As composições cada vez mais intimistas e descontraídas pintam aquele clima que todo o fã queria desde o encontro do casal na Sonic Boom. Afinal, ninguém caiu no papo de Not a Love Song principalmente porque, uma temporada depois, lá estava Austin com um violão cantando I Think About You na loja de músicas. Já sabíamos desde o princípio suas tentativas de roubar o coração de Ally e mostrar o quanto eles são melhores juntos. A atuação de Ross e Laura é tão fidedigna que em cada troca de olhar, cada abraço e cada performance juntos, conseguimos sentir o que seus personagens sentem. Clichê? Sim, mas era tudo o que eu queria para minha vida naquele momento.

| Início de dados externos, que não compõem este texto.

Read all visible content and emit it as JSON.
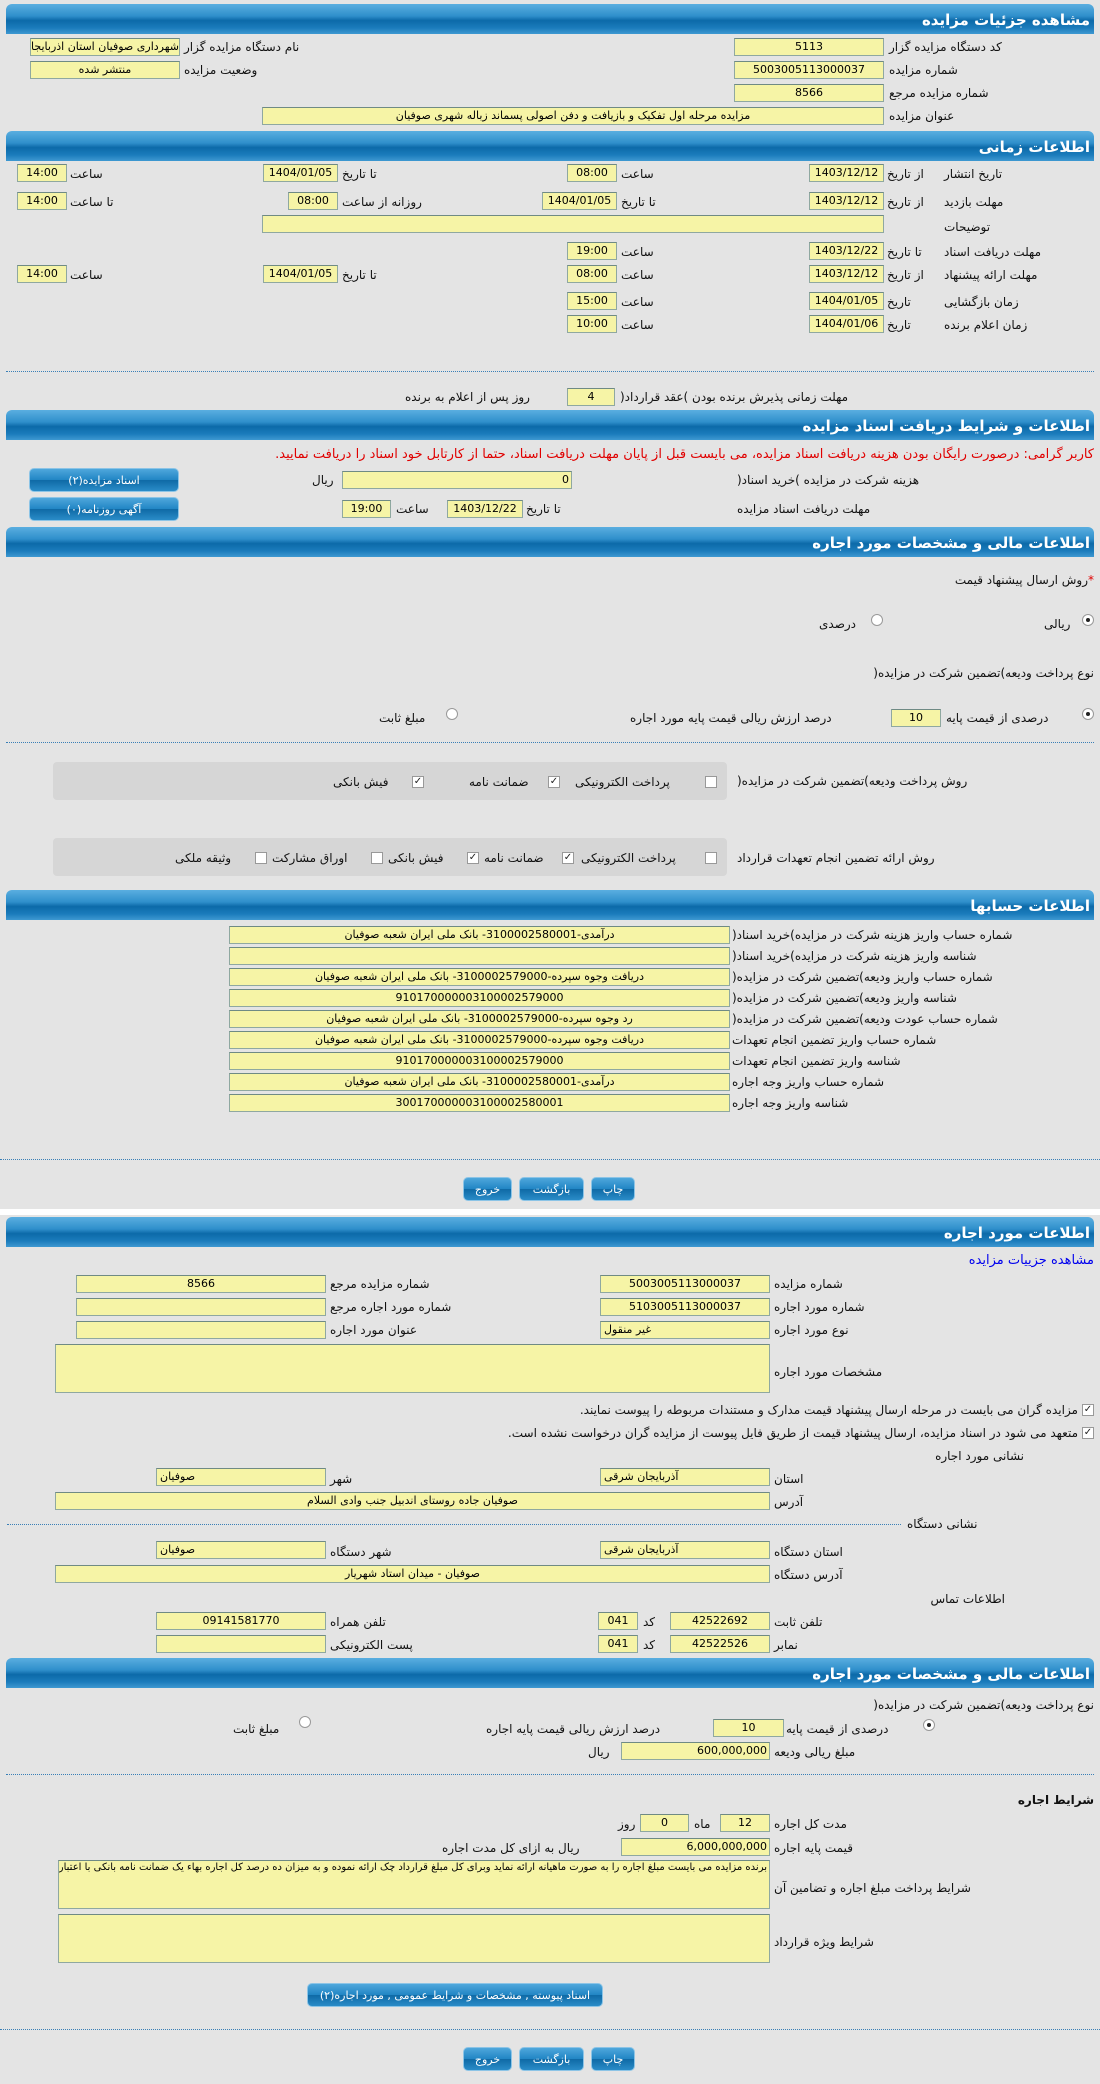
{
  "colors": {
    "header": "#1b7cbc",
    "field_bg": "#f6f4a6",
    "page_bg": "#e4e4e4",
    "warning": "#e00000",
    "link": "#0000ee"
  },
  "s1": {
    "title": "مشاهده جزئیات مزایده",
    "org_code_label": "کد دستگاه مزایده گزار",
    "org_code": "5113",
    "auction_no_label": "شماره مزایده",
    "auction_no": "5003005113000037",
    "ref_no_label": "شماره مزایده مرجع",
    "ref_no": "8566",
    "auction_title_label": "عنوان مزایده",
    "auction_title": "مزایده مرحله اول تفکیک و بازیافت و دفن اصولی پسماند زباله شهری صوفیان",
    "org_name_label": "نام دستگاه مزایده گزار",
    "org_name": "شهرداری صوفیان استان اذربایجان",
    "status_label": "وضعیت مزایده",
    "status": "منتشر شده"
  },
  "s2": {
    "title": "اطلاعات زمانی",
    "from_date": "از تاریخ",
    "to_date": "تا تاریخ",
    "date": "تاریخ",
    "hour": "ساعت",
    "to_hour": "تا ساعت",
    "daily_from_hour": "روزانه از ساعت",
    "publish_label": "تاریخ انتشار",
    "publish_from": "1403/12/12",
    "publish_from_time": "08:00",
    "publish_to": "1404/01/05",
    "publish_to_time": "14:00",
    "visit_label": "مهلت بازدید",
    "visit_from": "1403/12/12",
    "visit_to": "1404/01/05",
    "visit_daily_from": "08:00",
    "visit_daily_to": "14:00",
    "notes_label": "توضیحات",
    "notes": "",
    "docs_label": "مهلت دریافت اسناد",
    "docs_to": "1403/12/22",
    "docs_time": "19:00",
    "offer_label": "مهلت ارائه پیشنهاد",
    "offer_from": "1403/12/12",
    "offer_from_time": "08:00",
    "offer_to": "1404/01/05",
    "offer_to_time": "14:00",
    "opening_label": "زمان بازگشایی",
    "opening_date": "1404/01/05",
    "opening_time": "15:00",
    "winner_label": "زمان اعلام برنده",
    "winner_date": "1404/01/06",
    "winner_time": "10:00",
    "contract_label": "مهلت زمانی پذیرش برنده بودن )عقد قرارداد(",
    "contract_days": "4",
    "contract_suffix": "روز پس از اعلام به برنده"
  },
  "s3": {
    "title": "اطلاعات و شرایط دریافت اسناد مزایده",
    "warning": "کاربر گرامی: درصورت رایگان بودن هزینه دریافت اسناد مزایده، می بایست قبل از پایان مهلت دریافت اسناد، حتما از کارتابل خود اسناد را دریافت نمایید.",
    "fee_label": "هزینه شرکت در مزایده )خرید اسناد(",
    "fee": "0",
    "rial": "ریال",
    "deadline_label": "مهلت دریافت اسناد مزایده",
    "to_date": "تا تاریخ",
    "deadline_date": "1403/12/22",
    "hour": "ساعت",
    "deadline_time": "19:00",
    "docs_button": "اسناد مزایده(۲)",
    "ads_button": "آگهی روزنامه(۰)"
  },
  "s4": {
    "title": "اطلاعات مالی و مشخصات مورد اجاره",
    "price_method_label": "روش ارسال پیشنهاد قیمت",
    "required_mark": "*",
    "riali": "ریالی",
    "darsadi": "درصدی",
    "price_method_selected": "ریالی",
    "deposit_type_label": "نوع پرداخت ودیعه)تضمین شرکت در مزایده(",
    "percent_option": "درصدی از قیمت پایه",
    "percent_value": "10",
    "percent_suffix": "درصد ارزش ریالی قیمت پایه مورد اجاره",
    "fixed_option": "مبلغ ثابت",
    "deposit_type_selected": "درصدی از قیمت پایه",
    "deposit_method_label": "روش پرداخت ودیعه)تضمین شرکت در مزایده(",
    "deposit_methods": [
      {
        "label": "پرداخت الکترونیکی",
        "checked": false
      },
      {
        "label": "ضمانت نامه",
        "checked": true
      },
      {
        "label": "فیش بانکی",
        "checked": true
      }
    ],
    "guarantee_label": "روش ارائه تضمین انجام تعهدات قرارداد",
    "guarantee_methods": [
      {
        "label": "پرداخت الکترونیکی",
        "checked": false
      },
      {
        "label": "ضمانت نامه",
        "checked": true
      },
      {
        "label": "فیش بانکی",
        "checked": true
      },
      {
        "label": "اوراق مشارکت",
        "checked": false
      },
      {
        "label": "وثیقه ملکی",
        "checked": false
      }
    ]
  },
  "s5": {
    "title": "اطلاعات حسابها",
    "rows": [
      {
        "label": "شماره حساب واریز هزینه شرکت در مزایده)خرید اسناد(",
        "value": "درآمدی-3100002580001- بانک ملی ایران شعبه صوفیان"
      },
      {
        "label": "شناسه واریز هزینه شرکت در مزایده)خرید اسناد(",
        "value": ""
      },
      {
        "label": "شماره حساب واریز ودیعه)تضمین شرکت در مزایده(",
        "value": "دریافت وجوه سپرده-3100002579000- بانک ملی ایران شعبه صوفیان"
      },
      {
        "label": "شناسه واریز ودیعه)تضمین شرکت در مزایده(",
        "value": "910170000003100002579000"
      },
      {
        "label": "شماره حساب عودت ودیعه)تضمین شرکت در مزایده(",
        "value": "رد وجوه سپرده-3100002579000- بانک ملی ایران شعبه صوفیان"
      },
      {
        "label": "شماره حساب واریز تضمین انجام تعهدات",
        "value": "دریافت وجوه سپرده-3100002579000- بانک ملی ایران شعبه صوفیان"
      },
      {
        "label": "شناسه واریز تضمین انجام تعهدات",
        "value": "910170000003100002579000"
      },
      {
        "label": "شماره حساب واریز وجه اجاره",
        "value": "درآمدی-3100002580001- بانک ملی ایران شعبه صوفیان"
      },
      {
        "label": "شناسه واریز وجه اجاره",
        "value": "300170000003100002580001"
      }
    ]
  },
  "actions": {
    "print": "چاپ",
    "back": "بازگشت",
    "exit": "خروج"
  },
  "s6": {
    "title": "اطلاعات مورد اجاره",
    "details_link": "مشاهده جزییات مزایده",
    "auction_no_label": "شماره مزایده",
    "auction_no": "5003005113000037",
    "ref_no_label": "شماره مزایده مرجع",
    "ref_no": "8566",
    "lease_no_label": "شماره مورد اجاره",
    "lease_no": "5103005113000037",
    "lease_ref_label": "شماره مورد اجاره مرجع",
    "lease_ref": "",
    "lease_type_label": "نوع مورد اجاره",
    "lease_type": "غیر منقول",
    "lease_title_label": "عنوان مورد اجاره",
    "lease_title": "",
    "specs_label": "مشخصات مورد اجاره",
    "specs": "",
    "check1": "مزایده گران می بایست در مرحله ارسال پیشنهاد قیمت مدارک و مستندات مربوطه را پیوست نمایند.",
    "check2": "متعهد می شود در اسناد مزایده، ارسال پیشنهاد قیمت از طریق فایل پیوست از مزایده گران درخواست نشده است.",
    "lease_address_title": "نشانی مورد اجاره",
    "province_label": "استان",
    "province": "آذربایجان شرقی",
    "city_label": "شهر",
    "city": "صوفیان",
    "address_label": "آدرس",
    "address": "صوفیان جاده روستای اندبیل جنب وادی السلام",
    "org_address_title": "نشانی دستگاه",
    "org_province_label": "استان دستگاه",
    "org_province": "آذربایجان شرقی",
    "org_city_label": "شهر دستگاه",
    "org_city": "صوفیان",
    "org_address_label": "آدرس دستگاه",
    "org_address": "صوفیان - میدان استاد شهریار",
    "contact_title": "اطلاعات تماس",
    "phone_label": "تلفن ثابت",
    "phone": "42522692",
    "code_label": "کد",
    "phone_code": "041",
    "mobile_label": "تلفن همراه",
    "mobile": "09141581770",
    "fax_label": "نمابر",
    "fax": "42522526",
    "fax_code": "041",
    "email_label": "پست الکترونیکی",
    "email": ""
  },
  "s7": {
    "title": "اطلاعات مالی و مشخصات مورد اجاره",
    "deposit_type_label": "نوع پرداخت ودیعه)تضمین شرکت در مزایده(",
    "percent_option": "درصدی از قیمت پایه",
    "percent_value": "10",
    "percent_suffix": "درصد ارزش ریالی قیمت پایه اجاره",
    "fixed_option": "مبلغ ثابت",
    "deposit_amount_label": "مبلغ ریالی ودیعه",
    "deposit_amount": "600,000,000",
    "rial": "ریال",
    "terms_title": "شرایط اجاره",
    "duration_label": "مدت کل اجاره",
    "months": "12",
    "month_unit": "ماه",
    "days": "0",
    "day_unit": "روز",
    "base_price_label": "قیمت پایه اجاره",
    "base_price": "6,000,000,000",
    "base_price_suffix": "ریال به ازای کل مدت اجاره",
    "payment_terms_label": "شرایط پرداخت مبلغ اجاره و تضامین آن",
    "payment_terms": "برنده مزایده می بایست مبلغ اجاره را به صورت ماهیانه ارائه نماید وبرای کل مبلغ قرارداد چک ارائه نموده و به میزان ده درصد کل اجاره بهاء یک ضمانت نامه بانکی با اعتبار یکساله قابل تمدید ارائه نماید",
    "special_terms_label": "شرایط ویژه قرارداد",
    "special_terms": "",
    "attachments_button": "اسناد پیوسته , مشخصات و شرایط عمومی , مورد اجاره(۲)"
  }
}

O ápice de todas as temporadas fica nas duas primeiras, especialmente na segunda. Nela, Austin e Ally saem do limite de parceiros musicais para estabelecer um relacionamento amoroso. Os episódios 7 ao 10 são os mais especiais, daqueles que fazem o coração bater mais forte. Contudo, a produção falha miseravelmente em dar continuidade aos eventos. Dá a impressão que os capítulos foram gravados numa ordem cronológica entendível, mas disponibilizados como pipocas estourando na panela. Quando tudo parece desenrolar, novos personagens surgem para complementar o arcos do casal (que não é um casal) e dois envolvimentos amorosos acabam se estabelecendo. Porém, tudo vem e vai com o decorrer das histórias como se eles não existissem. Até parece um enredo criado pelo Dez, com a falta de zalienígenas e cangurus saltitantes.

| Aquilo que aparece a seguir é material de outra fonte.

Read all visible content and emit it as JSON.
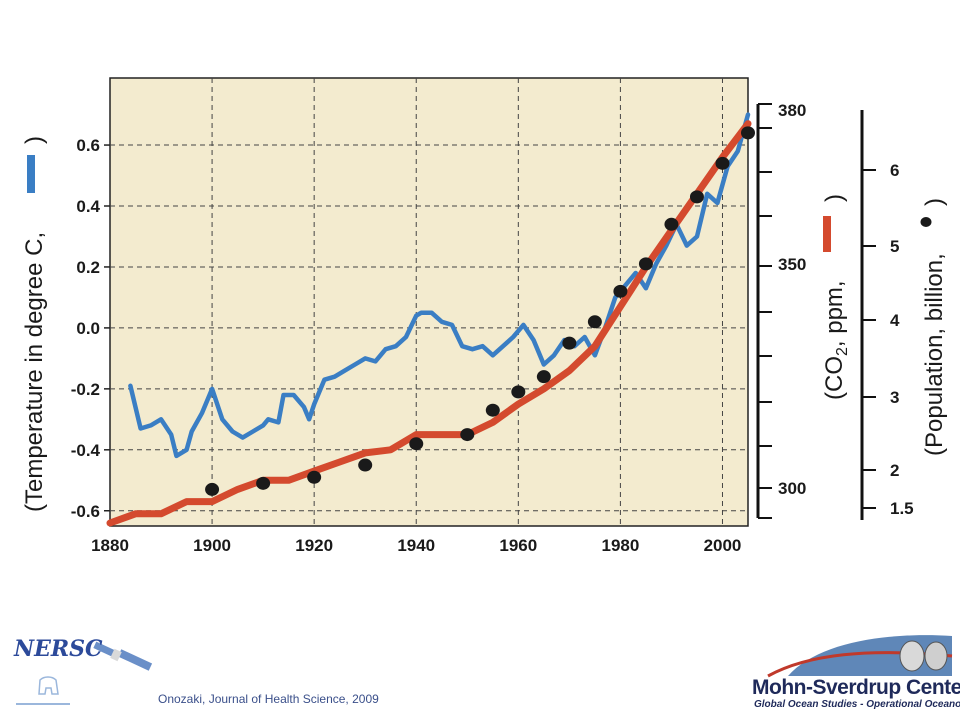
{
  "chart_data": {
    "type": "line",
    "xlim": [
      1880,
      2005
    ],
    "x_ticks": [
      "1880",
      "1900",
      "1920",
      "1940",
      "1960",
      "1980",
      "2000"
    ],
    "background": "#f3ebcf",
    "grid": true,
    "y_left": {
      "label": "(Temperature in degree C,",
      "label_close": ")",
      "ylim": [
        -0.65,
        0.82
      ],
      "ticks": [
        "0.6",
        "0.4",
        "0.2",
        "0.0",
        "-0.2",
        "-0.4",
        "-0.6"
      ]
    },
    "y_co2": {
      "label": "(CO",
      "label_sub": "2",
      "label_rest": ", ppm,",
      "label_close": ")",
      "ticks": [
        "380",
        "350",
        "300"
      ]
    },
    "y_pop": {
      "label": "(Population, billion,",
      "label_close": ")",
      "ticks": [
        "6",
        "5",
        "4",
        "3",
        "2",
        "1.5"
      ]
    },
    "series": [
      {
        "key": "temperature",
        "color": "#3a7ec4",
        "x": [
          1884,
          1886,
          1888,
          1890,
          1892,
          1893,
          1895,
          1896,
          1898,
          1900,
          1902,
          1904,
          1906,
          1908,
          1910,
          1911,
          1913,
          1914,
          1916,
          1918,
          1919,
          1920,
          1922,
          1924,
          1926,
          1928,
          1930,
          1932,
          1934,
          1936,
          1938,
          1940,
          1941,
          1943,
          1945,
          1947,
          1949,
          1951,
          1953,
          1955,
          1957,
          1959,
          1961,
          1963,
          1965,
          1967,
          1969,
          1971,
          1973,
          1975,
          1977,
          1979,
          1981,
          1983,
          1985,
          1987,
          1989,
          1991,
          1993,
          1995,
          1997,
          1999,
          2001,
          2003,
          2005
        ],
        "y": [
          -0.19,
          -0.33,
          -0.32,
          -0.3,
          -0.35,
          -0.42,
          -0.4,
          -0.34,
          -0.28,
          -0.2,
          -0.3,
          -0.34,
          -0.36,
          -0.34,
          -0.32,
          -0.3,
          -0.31,
          -0.22,
          -0.22,
          -0.26,
          -0.3,
          -0.25,
          -0.17,
          -0.16,
          -0.14,
          -0.12,
          -0.1,
          -0.11,
          -0.07,
          -0.06,
          -0.03,
          0.04,
          0.05,
          0.05,
          0.02,
          0.01,
          -0.06,
          -0.07,
          -0.06,
          -0.09,
          -0.06,
          -0.03,
          0.01,
          -0.04,
          -0.12,
          -0.09,
          -0.04,
          -0.06,
          -0.03,
          -0.09,
          0.0,
          0.1,
          0.14,
          0.18,
          0.13,
          0.21,
          0.27,
          0.34,
          0.27,
          0.3,
          0.44,
          0.41,
          0.53,
          0.58,
          0.7
        ]
      },
      {
        "key": "co2",
        "color": "#d44a2e",
        "x": [
          1880,
          1885,
          1890,
          1895,
          1900,
          1905,
          1910,
          1915,
          1920,
          1925,
          1930,
          1935,
          1940,
          1945,
          1950,
          1955,
          1960,
          1965,
          1970,
          1975,
          1980,
          1985,
          1990,
          1995,
          2000,
          2005
        ],
        "y": [
          -0.64,
          -0.61,
          -0.61,
          -0.57,
          -0.57,
          -0.53,
          -0.5,
          -0.5,
          -0.47,
          -0.44,
          -0.41,
          -0.4,
          -0.35,
          -0.35,
          -0.35,
          -0.31,
          -0.25,
          -0.2,
          -0.14,
          -0.06,
          0.07,
          0.2,
          0.32,
          0.44,
          0.56,
          0.67
        ]
      },
      {
        "key": "population",
        "color": "#1a1a1a",
        "x": [
          1900,
          1910,
          1920,
          1930,
          1940,
          1950,
          1955,
          1960,
          1965,
          1970,
          1975,
          1980,
          1985,
          1990,
          1995,
          2000,
          2005
        ],
        "y": [
          -0.53,
          -0.51,
          -0.49,
          -0.45,
          -0.38,
          -0.35,
          -0.27,
          -0.21,
          -0.16,
          -0.05,
          0.02,
          0.12,
          0.21,
          0.34,
          0.43,
          0.54,
          0.64
        ]
      }
    ]
  },
  "citation": "Onozaki, Journal of Health Science, 2009",
  "logos": {
    "left": "NERSC",
    "right_name": "Mohn-Sverdrup Center",
    "right_sub": "Global Ocean Studies - Operational Oceanography"
  }
}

Na terceira temporada, o episódio sobre cyberbullying é o que merece destaque. Mesmo sendo um tema bastante pertinente nos dias de hoje, acaba passando despercebido com o decorrer do seriado. Trazendo depoimentos de comentários reais, o quarteto alerta sobre o aconselhamento e a busca de ajuda para casos de assédio. Entretanto, essa passagem rápida no assunto acaba prejudicando a transmissão da mensagem, como se a solução para tal problema fosse simples. Essa facilidade de desenvolvimento se deu, talvez, porque no período em que a série estava em exibição, o sucesso das redes sociais ainda estava em hibernação, sem pretensões de virar o fenômeno que é hoje.

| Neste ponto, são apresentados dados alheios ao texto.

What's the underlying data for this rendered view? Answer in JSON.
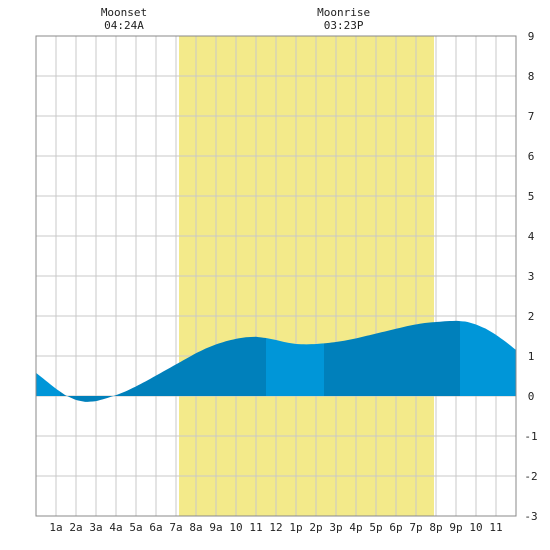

O pontapé para a quarta temporada é de Austin tomar uma decisão importante que afeta sua carreira. Sendo um fenômeno na internet desde sua primeira aparição, o personagem chamava a atenção por onde passava por suas danças bem coreografadas e melodias incríveis. Ao assinar com a Star Records, Austin conseguiu elevar ainda mais seu patamar ao mesmo tempo que o obrigava a seguir ordens que não concordava. Infelizmente, os contratos lucrativos acabam prejudicando jovens cantores com muitos sonhos até mesmo na ficção. É nítido a diferença de tratamento entre as gravadoras de Ally e de Austin, tanto no quesito de funcionalidade quanto no respeito ao artista.
Terminar a última temporada parece fazer seu coração se quebrar, como se um ciclo da sua vida tivesse sido fechado para sempre, num cofre a sete chaves. Quando aberto, desabrocha os melhores sentimentos que você pode lembrar, um mix de saudade, alegria, tristeza e nostalgia. Recordar é viver, já diria aquele ditado. E Austin & Ally, não há maneira alguma de eu fazer isso sem você. Va-leu!